I have to confess that now that I'm reevaluating what I want to do, what turns me off the CC circuit is the teaching load. I'm burnt out and can't imagine teaching a 5-5 load.
But FWIW I have had friends with PhDs from the traditional R1s apply for CC jobs and get absolutely nowhere. My sense is that this has been because 1) they had no CC experience and 2) they were applying as outsiders for t-t jobs (or the equivalent thereof). Most of the people I know who work/have worked full-time at CCs often start out part-time at an institution and break in to the full time after paying their dues, so to speak. Do you think this is typical? And if so, do you think it affects what you're arguing about the accessibility of CC jobs?
All good points, NK. I think it's especially true that other academics often base their attitude toward CC faculty on the fact that research simply isn't a component of most CC jobs. And to some extent, they're right to. I mean, I consider myself a medievalist, but only because I remain active in scholarship (despite my job). Were I to be content with teaching only, I could still call myself a professor, I suppose, but I wouldn't be an academic in the fullest sense.
You also have a point about the difficulty some Ph.D.s face if they do apply for CC jobs. But there's more to it than lack of experience or of an inside track. There are departments at my institution, for example, that strongly resist hiring Ph.D.s, especially from research-heavy schools, on the assumption that such candidates will not value teaching highly enough, will not be able to relate to our students, or will leave as soon as they get the chance. Stereotypes work both ways.
So it may not be true that CC jobs are easier to get than t-t jobs at 4-year schools.
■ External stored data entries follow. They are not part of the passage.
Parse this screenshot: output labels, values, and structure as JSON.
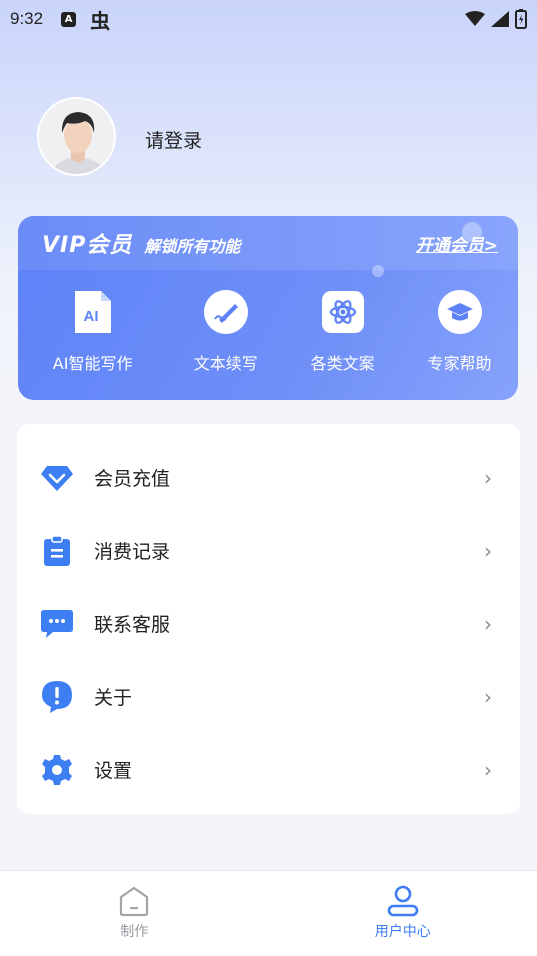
{
  "status_bar": {
    "time": "9:32",
    "a_badge": "A",
    "bug_glyph": "虫",
    "icons": [
      "wifi-icon",
      "signal-icon",
      "battery-icon"
    ]
  },
  "profile": {
    "login_text": "请登录"
  },
  "vip": {
    "title": "VIP会员",
    "subtitle": "解锁所有功能",
    "open_link": "开通会员>",
    "features": [
      {
        "icon": "ai-doc-icon",
        "icon_text": "AI",
        "label": "AI智能写作"
      },
      {
        "icon": "pen-icon",
        "label": "文本续写"
      },
      {
        "icon": "atom-icon",
        "label": "各类文案"
      },
      {
        "icon": "graduation-cap-icon",
        "label": "专家帮助"
      }
    ]
  },
  "menu": {
    "items": [
      {
        "icon": "diamond-icon",
        "label": "会员充值"
      },
      {
        "icon": "clipboard-icon",
        "label": "消费记录"
      },
      {
        "icon": "chat-icon",
        "label": "联系客服"
      },
      {
        "icon": "info-icon",
        "label": "关于"
      },
      {
        "icon": "gear-icon",
        "label": "设置"
      }
    ],
    "chevron": "›"
  },
  "tab_bar": {
    "tabs": [
      {
        "icon": "home-icon",
        "label": "制作",
        "active": false
      },
      {
        "icon": "user-icon",
        "label": "用户中心",
        "active": true
      }
    ]
  },
  "colors": {
    "accent": "#3f7cf3",
    "vip_bg": "#6a8af7",
    "menu_icon": "#3d7ef2"
  }
}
But they are another option, an option that's often overlooked.
I'm a soon to be freshly minted Phud, and I'd love to work at a good CC, but am getting nowhere, even though I stress my teaching. I wonder if my advanced years, comparatively speaking, helps or hurts. Anyway, interesting post, thanks.
Hey Larry,
I'm glad to hear that you've considered the CC world and sorry that you haven't had much luck so far. The truth is that the CC job market is often as capricious and ruthless as the 4-year market. As I said in the previous comment, it may in fact be your imminent Ph.D. and scholarly profile that is standing in your way.
The only advice I can give is the same given by folks at 4-year schools: know where you're applying. If you're applying at a CC, it's not enough to just stress your teaching. You have to turn your back on your identity as a medievalist (at least long enough to get in the door). The search committee needs to feel like you've been planning on a CC job all along, that working closely with students is your raison d'etre, that you already understand the ways in which a CC is decidedly unlike a 4-year school. In other words, you too have to become Community College Man. If you need to borrow my costume, just say the word. :)
Other than that, I can only wish you luck. Remember that the hiring season for CCs is often much later than for 4-years. We regularly hire in the summer around here. So there may be positions still to come.